In the late 1940s, Col. Roades enlisted in the Air Force and was trained as a Russian linguist. He later served for a few months in Korea before attending the U.S. Military Academy at West Point, N.Y., where he graduated in 1955 with a degree in military engineering. He was trained as a pilot and accumulated more than 7,000 hours of flight time, specializing in heavy-lift aircraft.
After a short stint teaching in the English department at the Air Force Academy, Col. Roades served as a pilot in Thailand and Vietnam and was selected for intelligence training.
From 1977 to 1979, he served as an Air Force attach? in Moscow, where he earned commendations for saving classified documents from destruction after a fire gutted the U.S. Embassy.
He retired from the Air Force in 1985 as the special assistant to the director of attaches at the Defense Intelligence Agency. Then, as a civilian with the DIA, he joined the Senior Executive Service and served as a human intelligence collection expert. He retired again in 1997.
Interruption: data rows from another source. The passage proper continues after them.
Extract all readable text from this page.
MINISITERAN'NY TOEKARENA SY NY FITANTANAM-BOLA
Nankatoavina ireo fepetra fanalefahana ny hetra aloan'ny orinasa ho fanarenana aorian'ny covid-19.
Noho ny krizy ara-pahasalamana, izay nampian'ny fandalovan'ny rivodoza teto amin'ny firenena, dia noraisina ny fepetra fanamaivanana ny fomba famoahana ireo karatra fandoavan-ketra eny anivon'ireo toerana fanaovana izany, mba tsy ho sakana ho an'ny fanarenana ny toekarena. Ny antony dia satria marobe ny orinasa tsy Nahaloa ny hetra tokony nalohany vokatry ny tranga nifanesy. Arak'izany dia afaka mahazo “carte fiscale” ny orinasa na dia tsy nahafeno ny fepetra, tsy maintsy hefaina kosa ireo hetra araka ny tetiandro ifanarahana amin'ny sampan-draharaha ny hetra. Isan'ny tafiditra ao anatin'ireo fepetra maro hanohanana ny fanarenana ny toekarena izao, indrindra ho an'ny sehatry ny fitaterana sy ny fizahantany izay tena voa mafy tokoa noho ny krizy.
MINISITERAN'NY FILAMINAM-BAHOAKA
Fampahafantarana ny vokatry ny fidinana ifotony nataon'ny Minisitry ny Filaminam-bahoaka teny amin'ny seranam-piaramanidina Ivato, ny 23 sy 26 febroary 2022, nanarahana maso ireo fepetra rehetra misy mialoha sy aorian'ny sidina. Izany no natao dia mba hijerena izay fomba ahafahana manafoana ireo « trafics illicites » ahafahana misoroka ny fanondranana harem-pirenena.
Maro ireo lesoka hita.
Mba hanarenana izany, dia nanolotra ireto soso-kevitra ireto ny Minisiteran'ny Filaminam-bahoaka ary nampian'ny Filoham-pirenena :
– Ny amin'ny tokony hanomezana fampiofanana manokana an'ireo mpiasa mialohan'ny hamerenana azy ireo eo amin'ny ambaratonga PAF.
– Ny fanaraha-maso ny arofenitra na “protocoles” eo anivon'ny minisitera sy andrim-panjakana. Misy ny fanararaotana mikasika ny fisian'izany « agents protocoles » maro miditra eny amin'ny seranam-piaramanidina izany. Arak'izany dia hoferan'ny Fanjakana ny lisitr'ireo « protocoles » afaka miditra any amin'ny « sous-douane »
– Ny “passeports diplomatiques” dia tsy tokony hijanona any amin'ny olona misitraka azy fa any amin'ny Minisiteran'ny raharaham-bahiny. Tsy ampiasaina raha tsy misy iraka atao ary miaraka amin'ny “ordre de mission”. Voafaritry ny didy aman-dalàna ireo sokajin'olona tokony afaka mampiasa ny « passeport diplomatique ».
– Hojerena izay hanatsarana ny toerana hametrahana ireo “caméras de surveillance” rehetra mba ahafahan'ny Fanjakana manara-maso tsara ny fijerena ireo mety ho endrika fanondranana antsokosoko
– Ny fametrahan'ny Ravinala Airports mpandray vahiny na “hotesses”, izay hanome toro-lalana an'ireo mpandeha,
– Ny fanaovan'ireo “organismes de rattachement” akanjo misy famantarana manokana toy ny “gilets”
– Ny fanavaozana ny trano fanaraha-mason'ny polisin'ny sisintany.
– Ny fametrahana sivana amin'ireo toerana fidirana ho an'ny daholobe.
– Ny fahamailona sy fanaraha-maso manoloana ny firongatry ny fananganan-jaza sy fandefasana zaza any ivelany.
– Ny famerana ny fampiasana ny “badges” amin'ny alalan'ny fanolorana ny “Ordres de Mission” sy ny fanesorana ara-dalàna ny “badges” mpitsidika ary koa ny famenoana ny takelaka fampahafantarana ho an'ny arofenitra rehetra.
Charles Walton Roades was born in Evansville, Ind. He received a master's degree in English literature from the University of Washington in 1963 and a master's degree in counseling psychology in 1973 from what is now Troy University in Alabama.
His marriages to Dorothy Roades and Margaret Lowe Roades ended in divorce. His third wife, Viviane Tanton Roades, died in 2003.
Survivors include a son from his second marriage, Christopher Roades of Long Beach, Calif.; a son from his third marriage, Charles W. Roades Jr. of Vienna; a brother; and five grandchildren.